Девушка все чаще подходила к нему и всматривалась в лицо, прислушивалась к дыханию, и корила себя за то, что не настояла на вызове врача. Ее тревога росла, а парень сопел и морщился во сне. Спал он очень беспокойно, то крутился, то стонал, то вскрикивал, словно мучило его что-то, и это еще больше выводило Машу.
А если он получил серьезные травмы?
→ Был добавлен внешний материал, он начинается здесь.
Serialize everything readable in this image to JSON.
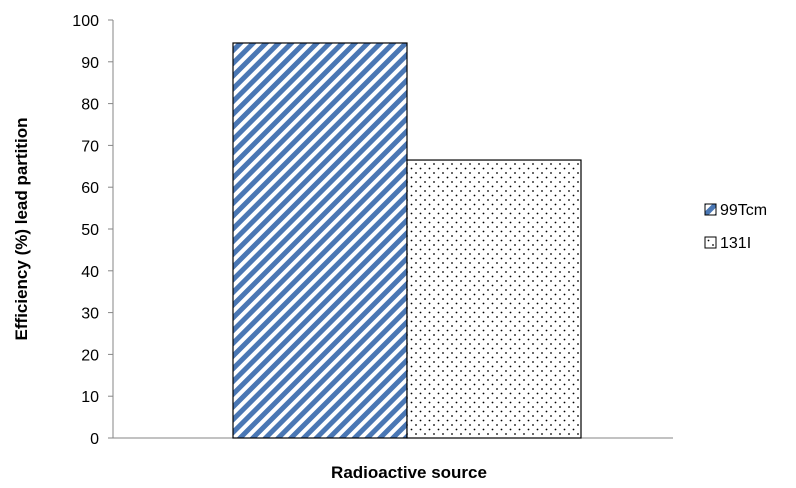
{
  "chart_data": {
    "type": "bar",
    "title": "",
    "xlabel": "Radioactive source",
    "ylabel": "Efficiency  (%) lead partition",
    "ylim": [
      0,
      100
    ],
    "yticks": [
      0,
      10,
      20,
      30,
      40,
      50,
      60,
      70,
      80,
      90,
      100
    ],
    "grid": false,
    "legend_position": "right",
    "series": [
      {
        "name": "99Tcm",
        "value": 94.5,
        "pattern": "diagonal-hatch",
        "color": "#4a77b4"
      },
      {
        "name": "131I",
        "value": 66.5,
        "pattern": "dots",
        "color": "#000000"
      }
    ]
  }
}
Более серьезные, чем бланш под глазом и разбитая губа? А если он сейчас умирает, а она ничего не предпринимает.
Девушка решилась его разбудить, но не успела дотронуться до плеча, как Скиф открыл глаза и уставился на нее:
– Который час?
– Эээ…
– Кофе сделай, – сел и взъерошил и так стоящие дыбом волосы.
Его безапелляционный тон, почти хозяйский, обескураживал Машу. Она терялась, не зная возмутиться или молча послушаться, и заметила, что опять выбирает второй вариант. Но самое паршивое, она готова была признать право Скифа на приказы, хотя не терпела подобного даже от братьев, даже от матери.
– Вам в постель, граф, или ну его? – только и смогла уколоть. Впрочем, неуклюже, глупо – и сама это понимала.
– Ну, его, – усмехнулся Скиф. Поднялся, размял шею и Маша подумала почему-то про перчатки – он их снимает когда-нибудь? На шипы сам-то не напарывается?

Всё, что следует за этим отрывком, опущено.